The Spectral Theorem

Abstract

This chapter offers a proof of the spectral theorem for self-adjoint operators A by Hilbert space intrinsic methods. The starting point is the so-called geometric characterization of self-adjointness in terms of the subspaces of controlled growth \(F(A,r)\subset D^{\infty}(A)=\cap_n D(A^n)\) of the operator, i.e., for a closed symmetric operator A and \(0\leq r <s\) one has \(r\left\Vert{x}\right\Vert\leq \left\Vert{Ax}\right\Vert\leq s\left\Vert{x}\right\Vert\) for all \(x \in F(A,s)\cap F(A,r)^{\perp}\) and such an operator is self-adjoint if, and only if, \(\cup_n F(A,n)\) is dense in the Hilbert space \(\mathcal{H}\). Then spectral families \(E_t, t \in \mathbb{R}\) are introduced as monotone, right-continuous, normalized projection-valued functions on \(\mathbb{R}\).They are characterized by corresponding properties of the family of their ranges \(H_t,t\in \mathbb{R}\).

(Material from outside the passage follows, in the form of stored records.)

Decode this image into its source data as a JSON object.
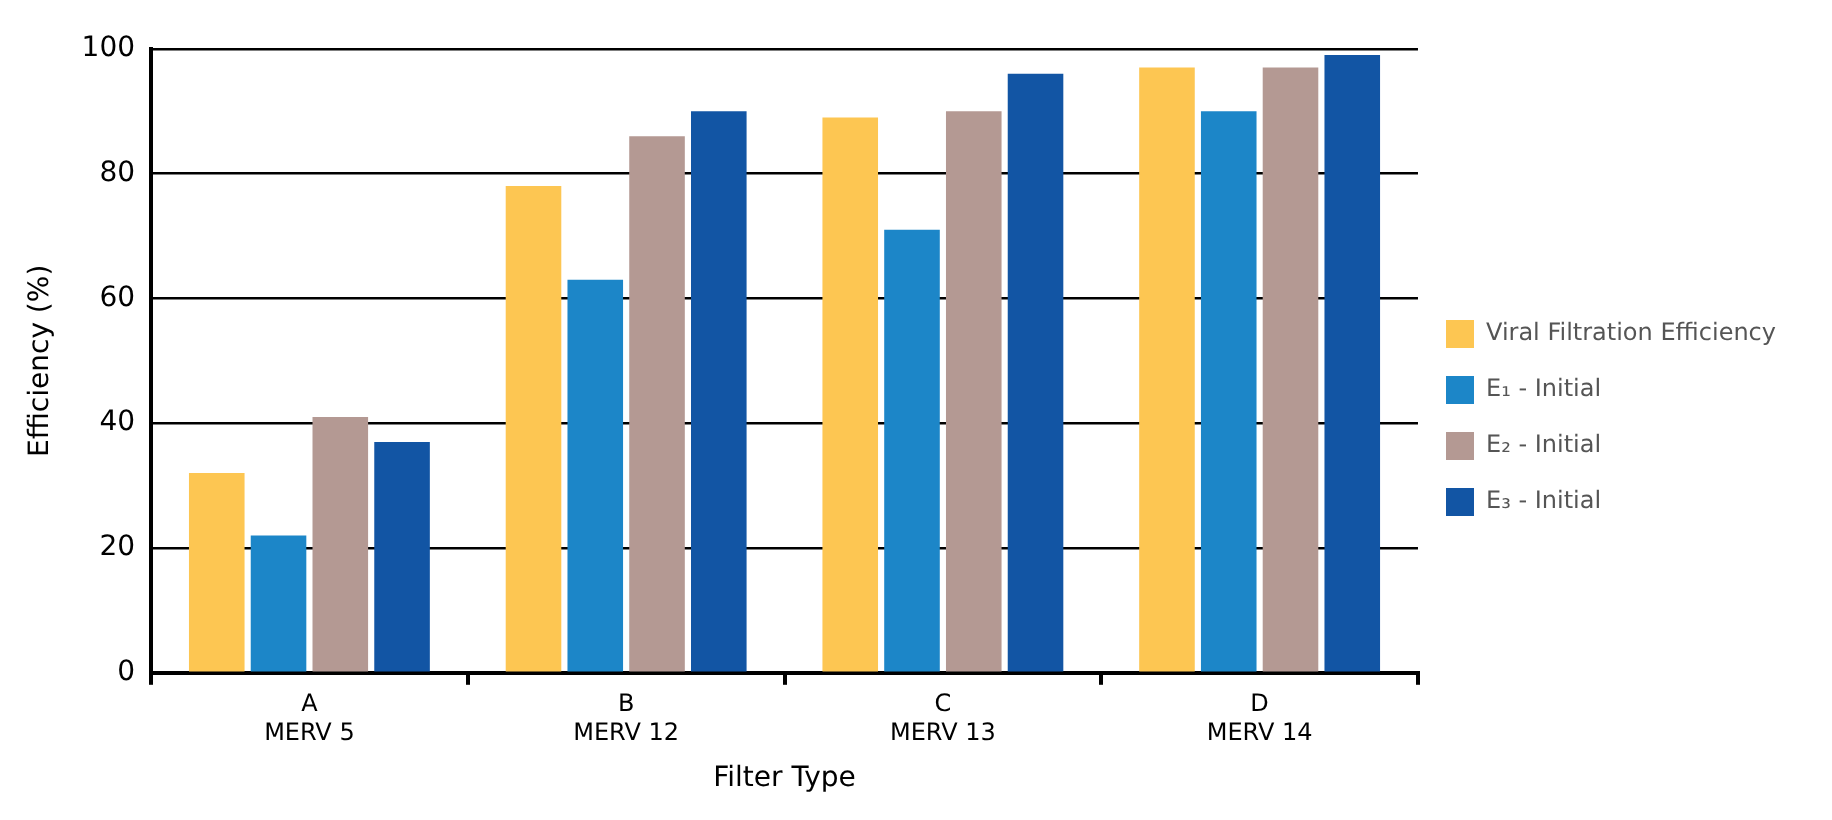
{
  "chart_data": {
    "type": "bar",
    "xlabel": "Filter Type",
    "ylabel": "Efficiency (%)",
    "categories": [
      "A\nMERV 5",
      "B\nMERV 12",
      "C\nMERV 13",
      "D\nMERV 14"
    ],
    "series": [
      {
        "name": "Viral Filtration Efficiency",
        "color": "#fdc652",
        "values": [
          32,
          78,
          89,
          97
        ]
      },
      {
        "name": "E₁ - Initial",
        "color": "#1c86c8",
        "values": [
          22,
          63,
          71,
          90
        ]
      },
      {
        "name": "E₂ - Initial",
        "color": "#b49993",
        "values": [
          41,
          86,
          90,
          97
        ]
      },
      {
        "name": "E₃ - Initial",
        "color": "#1255a4",
        "values": [
          37,
          90,
          96,
          99
        ]
      }
    ],
    "ylim": [
      0,
      100
    ],
    "yticks": [
      0,
      20,
      40,
      60,
      80,
      100
    ],
    "grid": "y",
    "legend": "right"
  }
}
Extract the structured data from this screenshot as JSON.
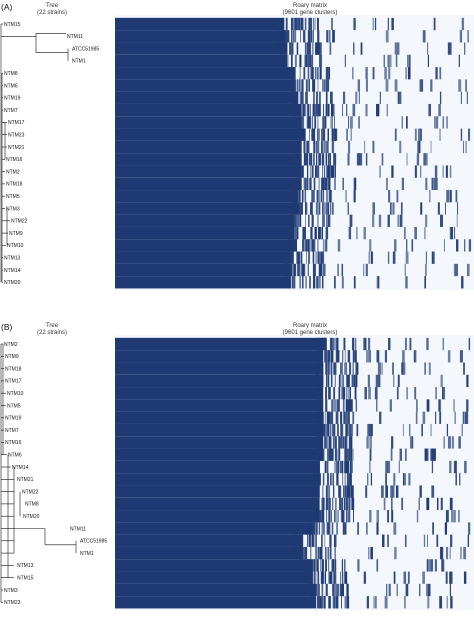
{
  "panels": [
    {
      "id": "a",
      "label": "(A)",
      "tree_title": [
        "Tree",
        "(22 strains)"
      ],
      "matrix_title": [
        "Roary matrix",
        "(9601 gene clusters)"
      ],
      "strains": [
        "NTM15",
        "NTM11",
        "ATCC51985",
        "NTM1",
        "NTM8",
        "NTM6",
        "NTM19",
        "NTM7",
        "NTM17",
        "NTM23",
        "NTM21",
        "NTM16",
        "NTM2",
        "NTM18",
        "NTM5",
        "NTM3",
        "NTM22",
        "NTM9",
        "NTM10",
        "NTM13",
        "NTM14",
        "NTM20"
      ]
    },
    {
      "id": "b",
      "label": "(B)",
      "tree_title": [
        "Tree",
        "(22 strains)"
      ],
      "matrix_title": [
        "Roary matrix",
        "(9601 gene clusters)"
      ],
      "strains": [
        "NTM2",
        "NTM9",
        "NTM18",
        "NTM17",
        "NTM10",
        "NTM5",
        "NTM19",
        "NTM7",
        "NTM16",
        "NTM6",
        "NTM14",
        "NTM21",
        "NTM22",
        "NTM8",
        "NTM20",
        "NTM11",
        "ATCC51985",
        "NTM1",
        "NTM13",
        "NTM15",
        "NTM3",
        "NTM23"
      ]
    }
  ],
  "colors": {
    "present": "#1f3a73",
    "absent": "#f4f8fd",
    "tree": "#111111"
  }
}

Next we define integrals of continuous functions with respect to a spectral family and study their basic properties. For a self-adjoint operat or \(A\geq 0\) the spectral family E _t is defined by \(\rm{ran}\, E_t =F(A,t)\) for \(t \geq 0\) and \(=\left\{0\right\}\) for \(t<0\). Through various approximations the spectral representation \(A=\int t \mathrm{d} E_t\) follows. The general case can be reduced to the case of positive A. As applications of this approach the maximal self-adjoint part of a closed symmetric operator is easily determined. Furthermore convenient sufficient conditions can be given under which a closed symmetric operator is essentially self-adjoint.